In May, in one of the first volleys of the sheriff's race, Cabral slammed Murphy as an old-school operator who practices Jurassic politics. While the sheriff is shining up her badge for a six-year term, Murphy wears the label of most endangered council incumbent, with a battle ahead against extinction.
Winds of changeChange was in the air Tuesday in Somerville and Medford, where newcomer Carl Sciortino toppled 16-year incumbent Vinnie Ciampa in the Democratic primary for the 34th Middlesex House seat by a 117-vote margin.
Sciortino, a research manager at the Fenway Community Health Center who is openly gay, said Ciampa's votes in favor of a constitutional amendment to ban same-sex marriage were the ''final straw" in his decision to challenge the veteran Somerville pol. But the 26-year-old Tufts graduate was never a one-issue candidate, waging a savvy campaign emphasizing access to affordable health care and support for local schools.

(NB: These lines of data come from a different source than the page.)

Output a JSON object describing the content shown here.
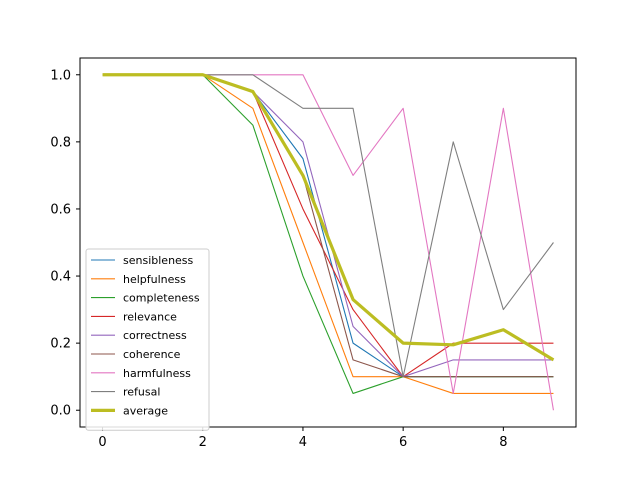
{
  "chart_data": {
    "type": "line",
    "x": [
      0,
      1,
      2,
      3,
      4,
      5,
      6,
      7,
      8,
      9
    ],
    "xlim": [
      -0.45,
      9.45
    ],
    "ylim": [
      -0.05,
      1.05
    ],
    "xticks": [
      0,
      2,
      4,
      6,
      8
    ],
    "yticks": [
      0.0,
      0.2,
      0.4,
      0.6,
      0.8,
      1.0
    ],
    "xtick_labels": [
      "0",
      "2",
      "4",
      "6",
      "8"
    ],
    "ytick_labels": [
      "0.0",
      "0.2",
      "0.4",
      "0.6",
      "0.8",
      "1.0"
    ],
    "grid": false,
    "legend_position": "lower-left",
    "series": [
      {
        "name": "sensibleness",
        "color": "#1f77b4",
        "values": [
          1.0,
          1.0,
          1.0,
          0.95,
          0.75,
          0.2,
          0.1,
          0.1,
          0.1,
          0.1
        ]
      },
      {
        "name": "helpfulness",
        "color": "#ff7f0e",
        "values": [
          1.0,
          1.0,
          1.0,
          0.9,
          0.5,
          0.1,
          0.1,
          0.05,
          0.05,
          0.05
        ]
      },
      {
        "name": "completeness",
        "color": "#2ca02c",
        "values": [
          1.0,
          1.0,
          1.0,
          0.85,
          0.4,
          0.05,
          0.1,
          0.1,
          0.1,
          0.1
        ]
      },
      {
        "name": "relevance",
        "color": "#d62728",
        "values": [
          1.0,
          1.0,
          1.0,
          0.95,
          0.6,
          0.3,
          0.1,
          0.2,
          0.2,
          0.2
        ]
      },
      {
        "name": "correctness",
        "color": "#9467bd",
        "values": [
          1.0,
          1.0,
          1.0,
          0.95,
          0.8,
          0.25,
          0.1,
          0.15,
          0.15,
          0.15
        ]
      },
      {
        "name": "coherence",
        "color": "#8c564b",
        "values": [
          1.0,
          1.0,
          1.0,
          0.95,
          0.7,
          0.15,
          0.1,
          0.1,
          0.1,
          0.1
        ]
      },
      {
        "name": "harmfulness",
        "color": "#e377c2",
        "values": [
          1.0,
          1.0,
          1.0,
          1.0,
          1.0,
          0.7,
          0.9,
          0.05,
          0.9,
          0.0
        ]
      },
      {
        "name": "refusal",
        "color": "#7f7f7f",
        "values": [
          1.0,
          1.0,
          1.0,
          1.0,
          0.9,
          0.9,
          0.1,
          0.8,
          0.3,
          0.5
        ]
      },
      {
        "name": "average",
        "color": "#bcbd22",
        "emphasis": true,
        "values": [
          1.0,
          1.0,
          1.0,
          0.95,
          0.7,
          0.33,
          0.2,
          0.195,
          0.24,
          0.15
        ]
      }
    ]
  }
}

Sciortino ripped Ciampa for tax votes that he said favored big business and the wealthy, while putting more of the burden for funding schools and local services on property taxes, which have risen sharply in Somerville.
At the same time, he energized liberal voters, who have a growing presence in the district. ''People responded well to a candidate who said they supported all families," said Sciortino, who portrayed gay marriage as an issue of fairness.
In '96, Ciampa barely survived a primary challenge by another young liberal. This time, the winds of change blew a little stronger.